The composer George Barcroft was appointed vicar of Dullingham in 1589.

A Wesleyan Methodist chapel was opened in the village in 1826 and closed in the late 20th century.

==Village life==
The village has had its own railway station since 1848. Dullingham railway station lies on the Cambridge branch of the Ipswich to Ely Line, and is about 1 mi from the centre of Dullingham.

Dullingham currently has two pubs, The Boot and The King's Head, which closed in 2012 and again in 2022 for major refurbishments. It is situated in a 17th-century house and was in use as an alehouse in 1728. It belonged to the parish charity until 1931. The Boot, open since the mid-19th century stands on the village green. Several other former pubs were recorded in the 19th century, including the Rising Sun at Dullingham Ley that closed just after the Second World War, and the Royal Oak on Stony Street that closed in 1975.

Other notable buildings in Dullingham include Dullingham House, The Old Bakery, The Maltings, The Guildhall, The Workhouse, The Wesleyan Chapel and the Mission hall. In 1945 the Taylor family bought the former Oddfellows' hall (built c. 1925), and gave it as a village hall. It is known as the Sidney Taylor Hall.
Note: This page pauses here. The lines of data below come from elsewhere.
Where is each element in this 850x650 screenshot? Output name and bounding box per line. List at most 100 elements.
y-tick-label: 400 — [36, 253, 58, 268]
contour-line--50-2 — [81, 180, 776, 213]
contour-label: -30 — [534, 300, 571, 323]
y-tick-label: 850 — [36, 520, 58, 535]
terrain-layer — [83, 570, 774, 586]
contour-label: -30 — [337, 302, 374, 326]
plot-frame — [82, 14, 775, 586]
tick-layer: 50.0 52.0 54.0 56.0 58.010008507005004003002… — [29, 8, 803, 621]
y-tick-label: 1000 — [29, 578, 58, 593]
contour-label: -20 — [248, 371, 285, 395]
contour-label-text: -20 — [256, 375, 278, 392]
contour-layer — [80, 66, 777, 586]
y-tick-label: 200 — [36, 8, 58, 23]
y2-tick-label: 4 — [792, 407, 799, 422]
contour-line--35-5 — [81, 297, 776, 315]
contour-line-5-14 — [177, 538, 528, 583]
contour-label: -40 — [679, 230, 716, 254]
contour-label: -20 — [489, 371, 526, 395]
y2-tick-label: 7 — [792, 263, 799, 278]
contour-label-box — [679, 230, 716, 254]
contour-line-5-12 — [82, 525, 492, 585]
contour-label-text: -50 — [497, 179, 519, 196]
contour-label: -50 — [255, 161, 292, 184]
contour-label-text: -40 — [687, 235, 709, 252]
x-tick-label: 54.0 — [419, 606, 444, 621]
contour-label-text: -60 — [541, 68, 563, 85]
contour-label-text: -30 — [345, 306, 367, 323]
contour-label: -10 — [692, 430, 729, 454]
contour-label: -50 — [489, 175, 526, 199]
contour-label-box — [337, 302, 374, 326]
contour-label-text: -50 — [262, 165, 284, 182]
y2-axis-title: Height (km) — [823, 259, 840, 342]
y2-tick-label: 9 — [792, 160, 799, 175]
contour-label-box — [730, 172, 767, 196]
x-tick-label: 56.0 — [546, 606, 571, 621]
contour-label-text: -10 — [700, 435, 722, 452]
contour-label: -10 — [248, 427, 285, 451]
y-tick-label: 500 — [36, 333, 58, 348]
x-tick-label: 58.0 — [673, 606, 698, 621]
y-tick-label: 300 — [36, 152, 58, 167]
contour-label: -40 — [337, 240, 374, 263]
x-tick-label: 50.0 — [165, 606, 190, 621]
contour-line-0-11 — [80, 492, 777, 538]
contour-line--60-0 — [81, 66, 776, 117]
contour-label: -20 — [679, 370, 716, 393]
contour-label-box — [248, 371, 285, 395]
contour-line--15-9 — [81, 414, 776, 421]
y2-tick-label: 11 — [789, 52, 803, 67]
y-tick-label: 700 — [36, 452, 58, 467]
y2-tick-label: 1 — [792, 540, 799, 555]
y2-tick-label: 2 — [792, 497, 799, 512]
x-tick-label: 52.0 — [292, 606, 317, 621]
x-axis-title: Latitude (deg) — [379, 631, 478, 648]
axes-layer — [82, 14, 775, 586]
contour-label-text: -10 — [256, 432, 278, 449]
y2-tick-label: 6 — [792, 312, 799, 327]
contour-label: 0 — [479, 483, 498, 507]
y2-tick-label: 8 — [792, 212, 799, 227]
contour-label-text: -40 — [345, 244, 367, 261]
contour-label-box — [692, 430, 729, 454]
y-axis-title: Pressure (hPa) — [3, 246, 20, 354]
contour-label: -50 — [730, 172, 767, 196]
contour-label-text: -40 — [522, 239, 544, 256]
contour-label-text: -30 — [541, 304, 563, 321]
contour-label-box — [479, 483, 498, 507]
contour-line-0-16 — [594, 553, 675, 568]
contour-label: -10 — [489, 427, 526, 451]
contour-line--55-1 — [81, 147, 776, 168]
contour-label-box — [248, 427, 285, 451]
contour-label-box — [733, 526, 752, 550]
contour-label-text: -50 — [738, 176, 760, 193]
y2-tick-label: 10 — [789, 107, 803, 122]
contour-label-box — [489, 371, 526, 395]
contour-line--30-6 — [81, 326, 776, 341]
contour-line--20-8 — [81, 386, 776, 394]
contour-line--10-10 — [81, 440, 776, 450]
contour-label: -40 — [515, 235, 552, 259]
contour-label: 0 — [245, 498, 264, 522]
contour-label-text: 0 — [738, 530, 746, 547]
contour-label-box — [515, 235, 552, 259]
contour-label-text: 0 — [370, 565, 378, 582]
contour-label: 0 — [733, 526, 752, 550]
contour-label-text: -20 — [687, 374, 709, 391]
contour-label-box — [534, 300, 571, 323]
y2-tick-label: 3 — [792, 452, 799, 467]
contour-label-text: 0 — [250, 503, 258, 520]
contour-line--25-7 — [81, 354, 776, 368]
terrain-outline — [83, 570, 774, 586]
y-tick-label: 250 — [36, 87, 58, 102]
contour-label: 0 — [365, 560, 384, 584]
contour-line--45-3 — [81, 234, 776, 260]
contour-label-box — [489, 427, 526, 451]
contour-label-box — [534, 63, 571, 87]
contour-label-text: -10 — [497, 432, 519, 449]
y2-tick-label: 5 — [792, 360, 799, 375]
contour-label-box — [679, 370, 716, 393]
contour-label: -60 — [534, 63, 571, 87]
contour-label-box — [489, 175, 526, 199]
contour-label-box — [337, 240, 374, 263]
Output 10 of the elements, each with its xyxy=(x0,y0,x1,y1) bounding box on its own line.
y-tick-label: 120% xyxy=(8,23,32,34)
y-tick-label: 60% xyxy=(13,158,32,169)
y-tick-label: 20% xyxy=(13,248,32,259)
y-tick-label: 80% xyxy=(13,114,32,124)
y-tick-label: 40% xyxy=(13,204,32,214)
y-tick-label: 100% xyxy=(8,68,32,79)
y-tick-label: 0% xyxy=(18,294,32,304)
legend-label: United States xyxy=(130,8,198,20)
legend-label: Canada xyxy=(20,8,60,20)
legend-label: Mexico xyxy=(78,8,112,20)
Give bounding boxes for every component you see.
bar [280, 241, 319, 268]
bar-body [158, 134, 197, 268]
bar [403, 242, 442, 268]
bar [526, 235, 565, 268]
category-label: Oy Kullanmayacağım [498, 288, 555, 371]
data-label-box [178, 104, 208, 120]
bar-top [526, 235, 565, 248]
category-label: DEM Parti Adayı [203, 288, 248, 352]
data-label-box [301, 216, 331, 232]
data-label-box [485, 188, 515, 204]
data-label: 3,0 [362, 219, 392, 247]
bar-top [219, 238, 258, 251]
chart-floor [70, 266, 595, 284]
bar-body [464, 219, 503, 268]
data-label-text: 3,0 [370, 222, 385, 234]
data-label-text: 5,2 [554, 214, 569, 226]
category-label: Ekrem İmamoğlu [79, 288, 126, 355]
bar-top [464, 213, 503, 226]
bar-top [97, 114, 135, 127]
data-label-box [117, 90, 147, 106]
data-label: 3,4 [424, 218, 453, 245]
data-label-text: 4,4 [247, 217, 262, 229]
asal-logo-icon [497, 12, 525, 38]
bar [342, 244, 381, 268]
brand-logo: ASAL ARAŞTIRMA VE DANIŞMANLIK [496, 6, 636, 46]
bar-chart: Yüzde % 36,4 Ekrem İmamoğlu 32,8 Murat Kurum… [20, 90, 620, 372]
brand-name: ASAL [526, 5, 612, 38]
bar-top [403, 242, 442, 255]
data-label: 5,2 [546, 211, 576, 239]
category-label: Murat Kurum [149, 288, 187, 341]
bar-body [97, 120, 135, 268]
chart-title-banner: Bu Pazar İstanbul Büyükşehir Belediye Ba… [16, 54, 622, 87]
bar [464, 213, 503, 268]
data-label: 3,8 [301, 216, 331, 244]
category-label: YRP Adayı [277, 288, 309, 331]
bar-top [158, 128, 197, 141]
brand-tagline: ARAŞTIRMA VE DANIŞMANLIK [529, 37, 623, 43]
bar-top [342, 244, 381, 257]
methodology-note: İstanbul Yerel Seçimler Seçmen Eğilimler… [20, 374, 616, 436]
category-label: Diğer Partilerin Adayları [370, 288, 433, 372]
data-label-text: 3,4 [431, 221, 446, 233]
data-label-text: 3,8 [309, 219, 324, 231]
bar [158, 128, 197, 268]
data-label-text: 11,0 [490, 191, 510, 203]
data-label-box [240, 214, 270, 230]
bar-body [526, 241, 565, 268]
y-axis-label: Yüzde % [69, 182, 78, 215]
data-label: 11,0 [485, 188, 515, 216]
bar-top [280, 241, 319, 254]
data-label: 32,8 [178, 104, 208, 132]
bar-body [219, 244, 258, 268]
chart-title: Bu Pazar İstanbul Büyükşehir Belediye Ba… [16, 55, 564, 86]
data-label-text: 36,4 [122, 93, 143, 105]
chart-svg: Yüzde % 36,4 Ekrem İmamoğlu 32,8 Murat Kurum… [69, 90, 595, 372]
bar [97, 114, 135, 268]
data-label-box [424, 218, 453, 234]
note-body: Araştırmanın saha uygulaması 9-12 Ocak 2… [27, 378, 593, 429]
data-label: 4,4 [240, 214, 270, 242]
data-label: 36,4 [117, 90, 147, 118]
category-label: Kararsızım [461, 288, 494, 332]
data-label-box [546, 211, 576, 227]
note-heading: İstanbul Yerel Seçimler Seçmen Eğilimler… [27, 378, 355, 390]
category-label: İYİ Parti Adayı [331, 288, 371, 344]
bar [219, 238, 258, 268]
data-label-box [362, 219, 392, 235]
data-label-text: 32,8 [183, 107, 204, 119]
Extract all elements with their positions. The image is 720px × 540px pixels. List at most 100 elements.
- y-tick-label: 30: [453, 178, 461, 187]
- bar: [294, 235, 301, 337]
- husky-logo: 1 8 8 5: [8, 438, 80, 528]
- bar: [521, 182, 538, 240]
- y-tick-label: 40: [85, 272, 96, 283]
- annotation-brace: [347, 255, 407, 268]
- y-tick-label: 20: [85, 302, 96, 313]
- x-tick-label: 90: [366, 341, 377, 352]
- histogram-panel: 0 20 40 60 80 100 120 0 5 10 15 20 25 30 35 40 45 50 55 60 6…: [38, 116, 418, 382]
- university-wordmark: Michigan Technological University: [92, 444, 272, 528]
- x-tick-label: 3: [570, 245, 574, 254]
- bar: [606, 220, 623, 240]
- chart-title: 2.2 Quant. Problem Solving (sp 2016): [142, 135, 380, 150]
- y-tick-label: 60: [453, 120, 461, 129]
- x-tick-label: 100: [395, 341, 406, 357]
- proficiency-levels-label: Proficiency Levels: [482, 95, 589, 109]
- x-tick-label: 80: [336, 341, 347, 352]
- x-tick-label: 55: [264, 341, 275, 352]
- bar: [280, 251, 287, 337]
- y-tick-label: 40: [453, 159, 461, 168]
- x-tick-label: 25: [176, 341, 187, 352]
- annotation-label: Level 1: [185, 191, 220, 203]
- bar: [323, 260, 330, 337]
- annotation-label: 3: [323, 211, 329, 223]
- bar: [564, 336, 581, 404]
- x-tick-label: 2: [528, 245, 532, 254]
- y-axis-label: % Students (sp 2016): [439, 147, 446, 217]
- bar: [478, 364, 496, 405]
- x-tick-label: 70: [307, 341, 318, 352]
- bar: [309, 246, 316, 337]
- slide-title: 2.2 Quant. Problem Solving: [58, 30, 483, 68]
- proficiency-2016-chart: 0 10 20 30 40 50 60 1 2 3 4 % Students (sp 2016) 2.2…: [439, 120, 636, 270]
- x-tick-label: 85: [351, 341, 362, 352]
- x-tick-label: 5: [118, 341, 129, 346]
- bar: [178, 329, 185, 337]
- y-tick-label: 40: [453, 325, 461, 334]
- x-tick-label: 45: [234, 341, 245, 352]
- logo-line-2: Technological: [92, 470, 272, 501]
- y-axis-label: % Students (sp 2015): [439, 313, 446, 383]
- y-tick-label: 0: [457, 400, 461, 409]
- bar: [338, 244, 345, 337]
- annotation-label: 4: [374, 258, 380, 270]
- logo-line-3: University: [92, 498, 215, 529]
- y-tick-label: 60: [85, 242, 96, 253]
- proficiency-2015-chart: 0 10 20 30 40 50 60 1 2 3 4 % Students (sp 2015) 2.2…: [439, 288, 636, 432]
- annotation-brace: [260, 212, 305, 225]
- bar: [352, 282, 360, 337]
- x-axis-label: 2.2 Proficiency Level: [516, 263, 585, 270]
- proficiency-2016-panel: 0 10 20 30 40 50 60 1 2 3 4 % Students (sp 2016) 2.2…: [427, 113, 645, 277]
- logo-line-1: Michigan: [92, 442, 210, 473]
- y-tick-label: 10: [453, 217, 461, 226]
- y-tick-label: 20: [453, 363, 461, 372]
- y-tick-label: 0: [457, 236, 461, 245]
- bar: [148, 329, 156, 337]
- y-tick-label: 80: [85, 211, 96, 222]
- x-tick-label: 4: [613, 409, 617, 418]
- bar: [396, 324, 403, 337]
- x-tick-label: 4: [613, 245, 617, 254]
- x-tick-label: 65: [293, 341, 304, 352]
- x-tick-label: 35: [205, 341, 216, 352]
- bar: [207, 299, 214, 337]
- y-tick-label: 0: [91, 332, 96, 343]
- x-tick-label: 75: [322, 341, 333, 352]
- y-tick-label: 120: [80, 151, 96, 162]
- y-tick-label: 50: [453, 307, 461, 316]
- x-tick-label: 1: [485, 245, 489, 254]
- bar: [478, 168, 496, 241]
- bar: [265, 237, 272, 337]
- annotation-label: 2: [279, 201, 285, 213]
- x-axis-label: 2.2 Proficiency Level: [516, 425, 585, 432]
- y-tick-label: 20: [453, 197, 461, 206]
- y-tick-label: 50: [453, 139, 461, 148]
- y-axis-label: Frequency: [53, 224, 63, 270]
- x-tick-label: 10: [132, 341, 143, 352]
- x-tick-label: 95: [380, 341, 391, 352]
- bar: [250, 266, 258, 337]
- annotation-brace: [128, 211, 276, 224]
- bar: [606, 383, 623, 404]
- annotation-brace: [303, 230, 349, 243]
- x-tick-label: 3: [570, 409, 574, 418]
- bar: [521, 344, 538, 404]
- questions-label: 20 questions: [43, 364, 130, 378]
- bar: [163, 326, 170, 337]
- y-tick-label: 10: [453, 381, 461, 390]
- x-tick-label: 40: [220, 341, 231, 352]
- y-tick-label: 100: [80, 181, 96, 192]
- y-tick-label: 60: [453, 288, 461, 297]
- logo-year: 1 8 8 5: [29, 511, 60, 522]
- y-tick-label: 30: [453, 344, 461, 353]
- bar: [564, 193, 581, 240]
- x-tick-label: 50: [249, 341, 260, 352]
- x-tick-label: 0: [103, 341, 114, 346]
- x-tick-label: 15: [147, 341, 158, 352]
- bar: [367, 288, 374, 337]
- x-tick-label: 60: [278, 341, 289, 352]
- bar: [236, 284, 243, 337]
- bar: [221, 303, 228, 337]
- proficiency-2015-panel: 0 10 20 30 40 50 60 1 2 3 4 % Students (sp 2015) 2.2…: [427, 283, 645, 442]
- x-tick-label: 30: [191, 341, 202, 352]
Dullingham boasts active Cricket and Football teams, based on the sports ground on Stetchworth Road. Many other sports are also played on the Polo ground which is situated beyond the railway station on the road towards the hamlet of Six Mile Bottom.

Dullingham Primary School closed in the early 1990s, and pupils moved to a new school within Dullingham but on the border with Stetchworth that served both villages (Stetchworth School having closed at the same time).

Women in the Dullingham Villages ward had the second highest life expectancy at birth, 97 years, of any ward in England and Wales in 2016.